There's no clearer invitation to humble admittance that we don't know than patient resistance. But, in actuality, who's the one resisting? I write that with humility as resistance is a-part-of relationship that can be quite taxing. Taxing to the degree to which our hands remain clenched around our idea, or insecurity, of self rather than finding some connection to the client and beginning the conversation about what's going on. The more I’ve worked with patients the more I’ve realized how difficult this work can be. A statement or reflection can rouse the greatest defense imaginable in a relationship. But, a genuine response from my own dwelling with what the patient brings, which takes work, experience, is like a gas that somehow reaches the patient. But, I had to be with it first.
What comes to mind is my work with someone who could not utter words about their experience and I had to do it for them. These were sessions filled with so much silence, but the silence was so damn full and meaningful. Minutes would go by and I just had to offer a few words around what I was feeling. At first I didn’t want to go there - I was the one resisting. Resistance is a signal that there’s something to be dwelled with and explored - even if just within ourselves. This process is illuminated well in Heather Macintosh's chapter “The Dance of Dissociation in Healing Trauma” in Psychoanalytic Case Studies from an Interpersonal-Relational Perspective (2017).
If we hold off or subdue our thoughts, or what we know, what comes to mind will likely be what we need to know with the other. Yet, I can attest, this is not easy to do. From that place a knowing, and also learning, come forth that could not have happened otherwise. In a way knowing is a process of being available to inspiration, and not a hunt. Like Rilke's quote, "The greater beauty, come when all was ready for it, as animals come to drink when night holds sway and the forest is free of strangers." When we are with our experience and the mind is free, something comes to mind that wouldn't have otherwise.
Conclusion
It can costs a lot to explore these experiences. Time, vulnerability, money, rejection, coldness, boundaries being crossed—you experience it all. There is a lot of risk on this path of being a person. Particularly for us therapists who walk in and out of so many different worlds on a regular basis. In a system that pushes us to get back to work, it's so easy to make a big deal of how much it costs to heal someone—ourselves. Studying psychology and yourself is also a profoundly alienating path. And, it's also a profoundly priceless homecoming. Though it comes at times with seemingly unbearable pains, I'd never take it back, because in some way the pain also comes with an aliveness and freedom thats indescribable.
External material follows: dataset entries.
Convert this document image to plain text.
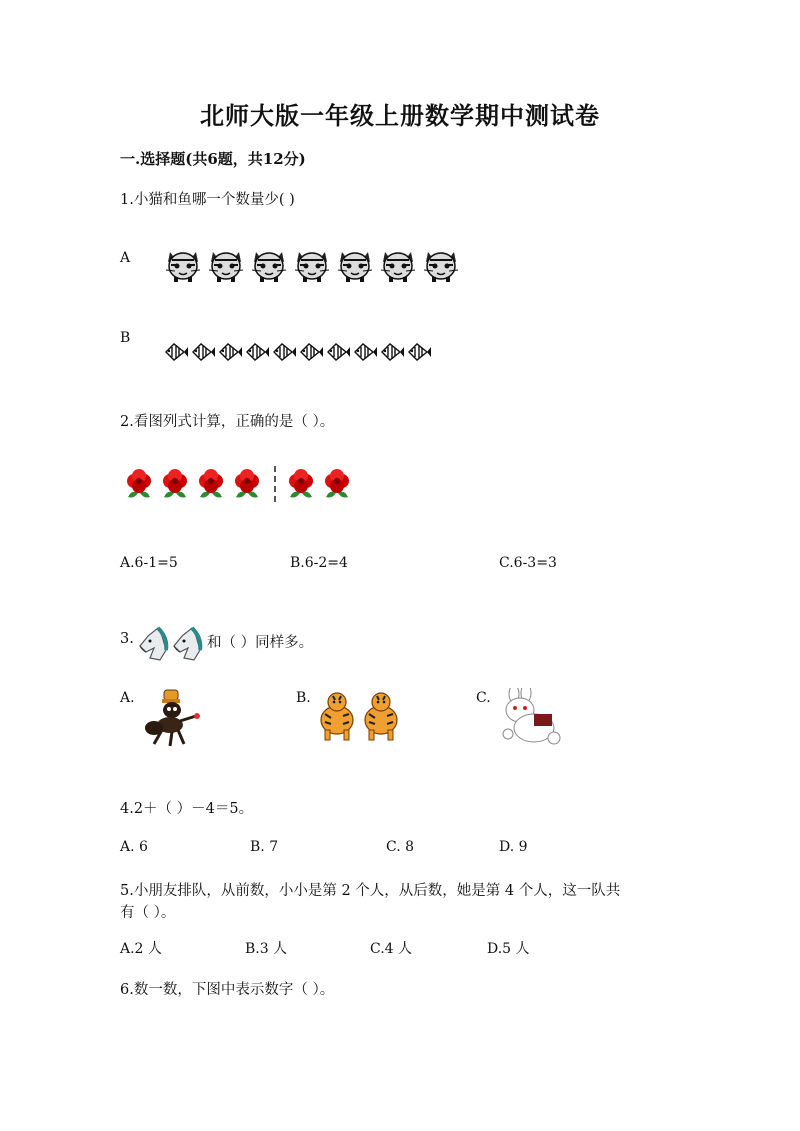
北师大版一年级上册数学期中测试卷
一.选择题(共6题，共12分)
1.小猫和鱼哪一个数量少( )
A
B
2.看图列式计算，正确的是（ ）。
A.6-1=5	B.6-2=4	C.6-3=3
3.	和（ ）同样多。
A.	B.	C.
4.2＋（ ）－4＝5。
A. 6	B. 7	C. 8	D. 9
5.小朋友排队，从前数，小小是第 2 个人，从后数，她是第 4 个人，这一队共
有（ ）。
A.2 人	B.3 人	C.4 人	D.5 人
6.数一数，下图中表示数字（ ）。
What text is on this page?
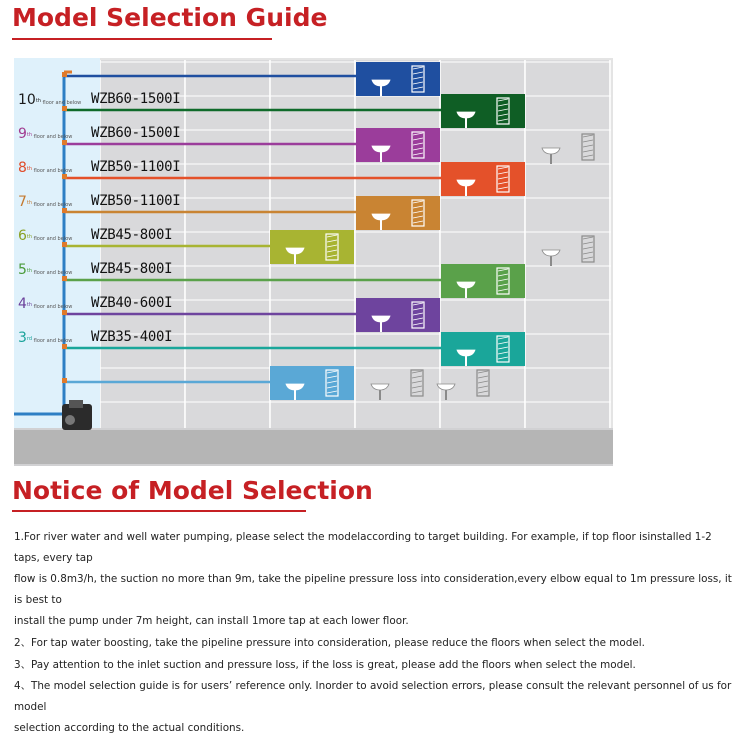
Model Selection Guide
10th floor and below WZB60-1500I
9th floor and below WZB60-1500I
8th floor and below WZB50-1100I
7th floor and below WZB50-1100I
6th floor and below WZB45-800I
5th floor and below WZB45-800I
4th floor and below WZB40-600I
3rd floor and below WZB35-400I
Notice of Model Selection

1.For river water and well water pumping, please select the modelaccording to target building. For example, if top floor isinstalled 1-2 taps, every tap

flow is 0.8m3/h, the suction no more than 9m, take the pipeline pressure loss into consideration,every elbow equal to 1m pressure loss, it is best to

install the pump under 7m height, can install 1more tap at each lower floor.

2、For tap water boosting, take the pipeline pressure into consideration, please reduce the floors when select the model.

3、Pay attention to the inlet suction and pressure loss, if the loss is great, please add the floors when select the model.

4、The model selection guide is for users’ reference only. Inorder to avoid selection errors, please consult the relevant personnel of us for model

selection according to the actual conditions.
To live is to relate and be in dialogue. Experiencing is the root of dialogue. It’s always happening. As therapists, we’re people just like everyone else, and in my opinion and what I ascribe to is that we’re those who’re committed to being in relationship and dialogue with the experience of life—with others. For to be a therapist, at base, is to meet person-to-person. We’re all going about our lives experiencing things. As I talked about above, even in silence there is a conversation happening on the deepest level of being, our self. Can I be? Do I like to be here? Am I allowed, even by just myself, to be me here? What’s the purpose of being here? The self-experience is the language of who we are.